198 Contemporary Arts, a London centre for visual arts, education and creative enterprise, launched the new bi-annual award to recognise the inequities and additional barriers women of colour often face in their practice as visual artists.

The award aims to provide financial and developmental support to assist UK-based artists and artist collectives of all ages at a key point in their career.

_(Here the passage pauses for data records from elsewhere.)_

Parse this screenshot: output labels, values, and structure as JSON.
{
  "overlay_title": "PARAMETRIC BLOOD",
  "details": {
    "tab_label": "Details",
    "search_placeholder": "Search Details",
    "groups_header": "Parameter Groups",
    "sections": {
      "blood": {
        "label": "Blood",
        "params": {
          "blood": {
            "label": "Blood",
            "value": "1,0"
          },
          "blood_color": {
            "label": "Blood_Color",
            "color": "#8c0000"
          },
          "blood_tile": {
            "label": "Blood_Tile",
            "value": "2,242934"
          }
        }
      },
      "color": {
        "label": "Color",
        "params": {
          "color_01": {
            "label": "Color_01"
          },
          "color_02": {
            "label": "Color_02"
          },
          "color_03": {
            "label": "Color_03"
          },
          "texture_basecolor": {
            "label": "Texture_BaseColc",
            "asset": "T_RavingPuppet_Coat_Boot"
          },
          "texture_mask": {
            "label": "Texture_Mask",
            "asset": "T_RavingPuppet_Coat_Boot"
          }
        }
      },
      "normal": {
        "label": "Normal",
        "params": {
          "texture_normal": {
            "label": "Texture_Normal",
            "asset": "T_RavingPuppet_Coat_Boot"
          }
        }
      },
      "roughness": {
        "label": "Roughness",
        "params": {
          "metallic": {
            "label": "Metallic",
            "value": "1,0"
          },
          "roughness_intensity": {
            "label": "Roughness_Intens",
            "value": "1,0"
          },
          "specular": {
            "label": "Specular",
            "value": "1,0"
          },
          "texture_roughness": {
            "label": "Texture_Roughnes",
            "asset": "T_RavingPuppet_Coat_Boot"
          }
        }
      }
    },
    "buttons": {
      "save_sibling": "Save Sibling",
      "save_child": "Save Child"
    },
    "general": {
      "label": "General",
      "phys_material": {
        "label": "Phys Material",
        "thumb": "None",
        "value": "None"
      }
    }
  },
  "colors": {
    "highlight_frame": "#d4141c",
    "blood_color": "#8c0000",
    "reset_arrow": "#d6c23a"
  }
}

Maybelle Peters winner of 'Womxn of Colour Award'

Maybelle Peters, Womxn of Colour Art Award winner

“We are very excited to announce Maybelle Peters as the inaugural winner of the Womxn of Colour Art Award,” said, Barby Asante, one of the judges. “We felt that this was an important time in the development of Maybelle’s artistic practice where she is beginning to experiment with digital animation to explore complex issues around colonial histories, migration and black futures. We are looking forward to supporting her and her process as this new body of work develops.”

Maybelle beat more than 100 other UK-based artists, including those who are emerging and self-taught.

Her prize is a £5,000 unrestricted bursary, as well as a portfolio review and mentor lunch with one of the judges, artist development support over the next year, and participation in the Womxn of Colour Art Award Finalists’ group exhibition at 198 Contemporary Arts and Learning, upon the opening of their new headquarters later this year.

“Art has been a positive way to interrogate and discuss strategies for navigating inequality. I am very thankful to the awarding body for the award,” said Maybelle.

Maybelle, who previously undertook a BA (Hons) in Animation at UCA Farnham, submitted a proposal that draws upon her current research, looking at how racialised bodies are viewed in the spaces we occupy. Her work is a literal and metaphorical response to how acts of opposition affect how she occupies spaces– something which Maybelle has far too many stories to draw from.

“It’s an opposition that far too many people of colour have experienced and the award will give me the opportunity and time to consider how my work can offer resistance to these problematic incidents of negation,” she added.